Nick is sitting on a boat and holding up a fish.

Al Quattrocchi with an impressive Calico Bass

Calicos can be taken from shore on foot particularly if you’re adept at scrambling over rocks, but the most productive fishing usually involves the ability to cover a lot of water. Kayaks, kick boats, and a variety of craft suitable for open, coastal water is going to afford the best opportunity for a successful outing.

In past years freshwater bass garnered the most attention from the Southern California fly fishing community and I used to refer to calicos as the ‘other bass.’ That is no longer the case as increasing numbers of fly fishers are setting their sights on this very sporting adversary.

About the Author

In addition to his former 35-year career as a university professor, Nick is an internationally recognized outdoor writer, instructor, lecturer and tackle consultant with a lifetime of angling experience. He is truly an ambassador for sport of fly fishing. Nick is especially noted for his casting expertise and instructional clinics and is one of the country’s leading authorities on sinking lines and shooting heads. He is recognized as one of the pioneers in the use of double-handed rods in saltwater. In 2011 he received the IFFF Silver King award for his contributions to saltwater fly-fishing.

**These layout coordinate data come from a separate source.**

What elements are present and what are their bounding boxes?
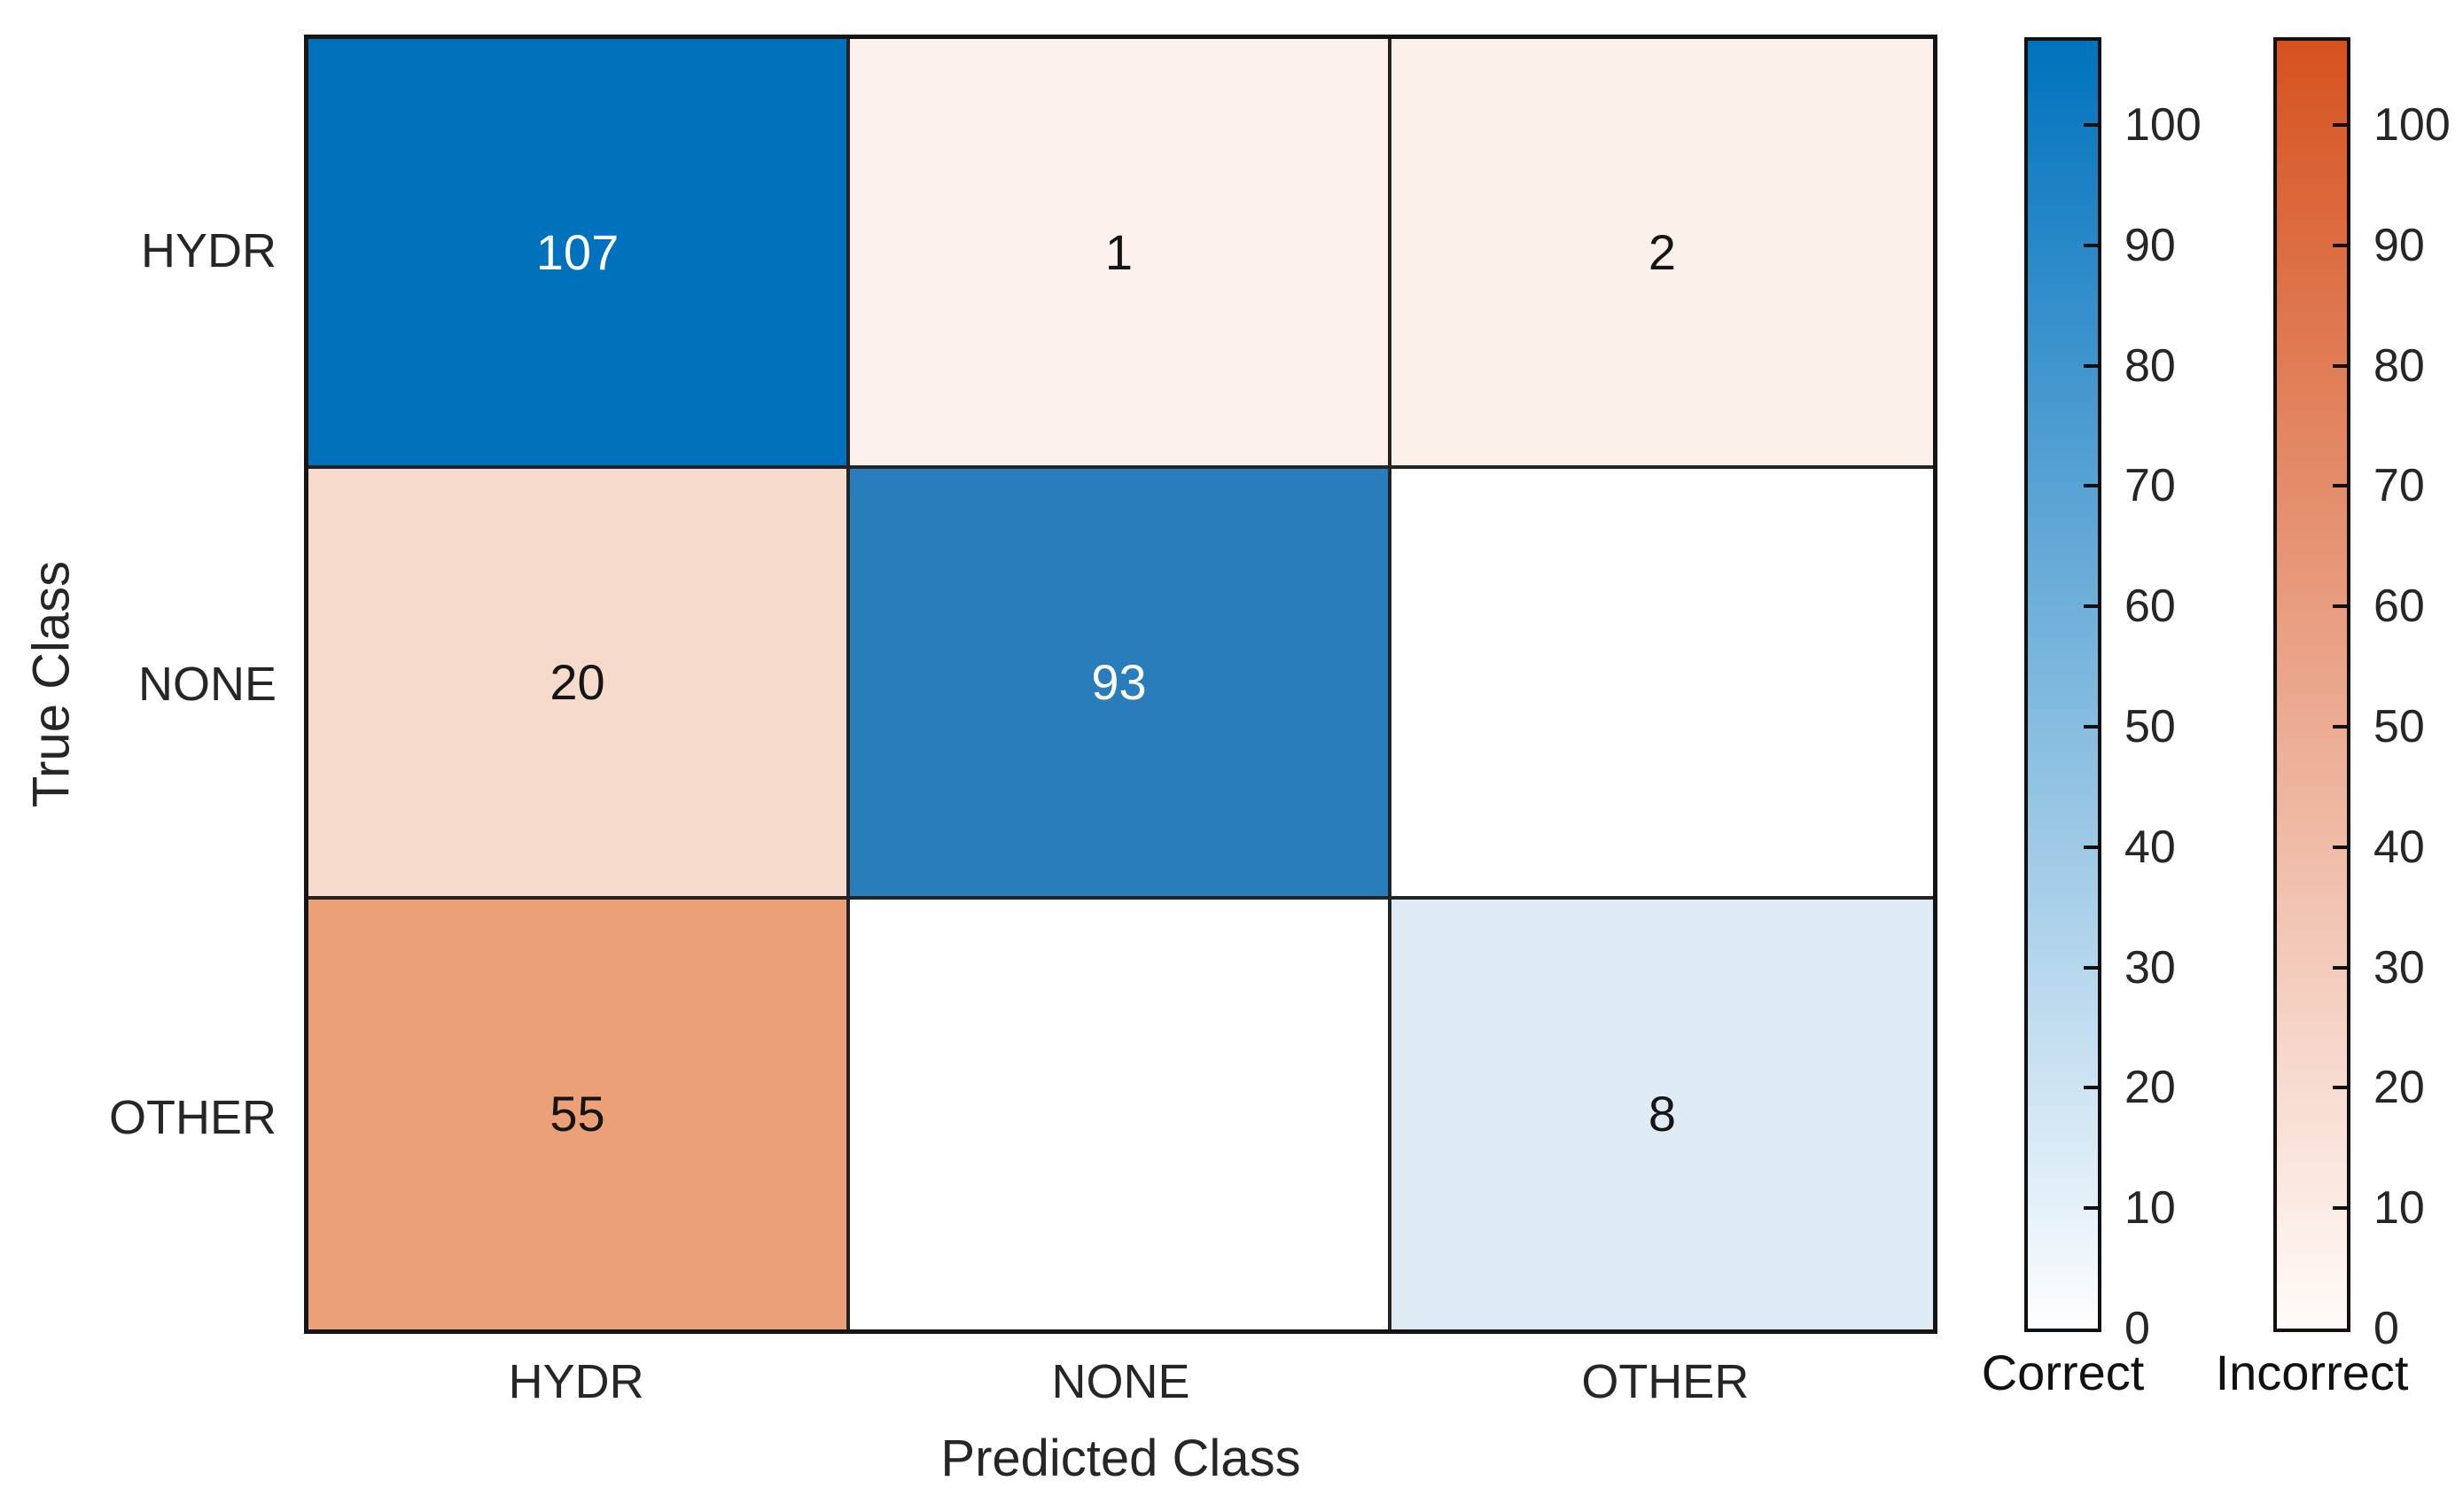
colorbar-tick — [2333, 1206, 2347, 1211]
ytick-label-hydr: HYDR — [140, 224, 277, 278]
colorbar-tick-label: 10 — [2373, 1182, 2425, 1235]
colorbar-tick-label: 20 — [2124, 1062, 2176, 1114]
colorbar-tick — [2333, 845, 2347, 849]
matrix-cell-other-hydr: 55 — [308, 899, 850, 1329]
colorbar-tick — [2084, 1086, 2098, 1090]
cell-value: 55 — [549, 1086, 605, 1142]
colorbar-tick — [2084, 604, 2098, 609]
colorbar-tick-label: 30 — [2124, 941, 2176, 994]
colorbar-tick-label: 20 — [2373, 1062, 2425, 1114]
colorbar-incorrect — [2273, 37, 2350, 1332]
colorbar-tick — [2084, 965, 2098, 970]
colorbar-tick — [2333, 965, 2347, 970]
matrix-cell-other-none — [850, 899, 1391, 1329]
colorbar-tick — [2084, 363, 2098, 368]
cell-value: 107 — [535, 223, 620, 280]
ytick-label-other: OTHER — [109, 1090, 277, 1144]
cell-value: 93 — [1091, 653, 1147, 710]
colorbar-tick-label: 0 — [2124, 1303, 2150, 1354]
colorbar-tick — [2084, 1206, 2098, 1211]
colorbar-tick-label: 10 — [2124, 1182, 2176, 1235]
cell-value: 1 — [1104, 223, 1134, 280]
colorbar-tick-label: 40 — [2373, 821, 2425, 873]
colorbar-tick-label: 100 — [2373, 99, 2451, 152]
colorbar-tick — [2333, 484, 2347, 488]
colorbar-tick — [2333, 363, 2347, 368]
matrix: 107 1 2 20 93 55 8 — [304, 35, 1937, 1334]
colorbar-tick — [2084, 845, 2098, 849]
x-tick-labels: HYDR NONE OTHER — [304, 1354, 1937, 1409]
matrix-cell-other-other: 8 — [1391, 899, 1933, 1329]
matrix-cell-hydr-none: 1 — [850, 39, 1391, 470]
colorbar-tick-label: 90 — [2124, 219, 2176, 271]
xtick-label-none: NONE — [1051, 1355, 1190, 1408]
matrix-cell-hydr-other: 2 — [1391, 39, 1933, 470]
x-axis-label: Predicted Class — [940, 1430, 1301, 1487]
matrix-cell-none-other — [1391, 469, 1933, 900]
colorbar-tick — [2084, 484, 2098, 488]
colorbar-tick-label: 100 — [2124, 99, 2202, 152]
colorbar-tick-label: 60 — [2373, 581, 2425, 633]
colorbar-tick-label: 60 — [2124, 581, 2176, 633]
colorbar-tick-label: 50 — [2124, 701, 2176, 753]
colorbar-correct — [2024, 37, 2101, 1332]
colorbar-tick — [2333, 123, 2347, 128]
colorbar-label-correct: Correct — [1981, 1344, 2145, 1400]
matrix-cell-hydr-hydr: 107 — [308, 39, 850, 470]
matrix-cell-none-hydr: 20 — [308, 469, 850, 900]
colorbar-tick — [2333, 604, 2347, 609]
colorbar-tick-label: 50 — [2373, 701, 2425, 753]
y-tick-labels: HYDR NONE OTHER — [0, 35, 277, 1334]
xtick-label-other: OTHER — [1581, 1355, 1750, 1408]
colorbar-label-incorrect: Incorrect — [2215, 1344, 2409, 1400]
colorbar-tick-label: 90 — [2373, 219, 2425, 271]
colorbar-tick-label: 40 — [2124, 821, 2176, 873]
colorbar-tick-label: 70 — [2373, 460, 2425, 512]
ytick-label-none: NONE — [137, 657, 277, 711]
colorbar-tick-label: 70 — [2124, 460, 2176, 512]
cell-value: 8 — [1648, 1086, 1677, 1142]
colorbar-tick — [2084, 243, 2098, 247]
colorbar-tick-label: 80 — [2373, 339, 2425, 392]
colorbar-tick — [2084, 123, 2098, 128]
colorbar-tick — [2333, 1086, 2347, 1090]
colorbar-tick — [2333, 725, 2347, 729]
colorbar-tick — [2333, 243, 2347, 247]
colorbar-tick-label: 80 — [2124, 339, 2176, 392]
xtick-label-hydr: HYDR — [508, 1355, 644, 1408]
cell-value: 2 — [1648, 223, 1677, 280]
colorbar-tick — [2084, 725, 2098, 729]
colorbar-tick-label: 0 — [2373, 1303, 2399, 1354]
matrix-cell-none-none: 93 — [850, 469, 1391, 900]
colorbar-tick-label: 30 — [2373, 941, 2425, 994]
cell-value: 20 — [549, 653, 605, 710]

Nick has been on the sport fishing show circuit for more than 40 years, where he has been a featured attraction for productions like the International Sportsmen Expositions, The Great Western Fishing and Hunting Shows, Marriott’s Fly- Fishing Fairs, the Shallow Water Expositions and The Fly-Fishing Show.

His fishing travels have taken him to a variety of locales, including all the coastal waters of the continental U.S., Alaska, Canada, the Caribbean, Mexico, Central and South America, New Guinea and the South Pacific.

His writing credits have been extensive, with numerous articles in local, national and international publications. He has authored four fly fishing books, The Orvis Guide to Saltwater Fly Fishing, Baja on The Fly, Tug-O-War, A Fly Fishers Game and The Saltwater Edge.

Over the years Nick has served as a consultant for several major tackle companies and is currently working with Cortland Line and Thomas and Thomas fly rods.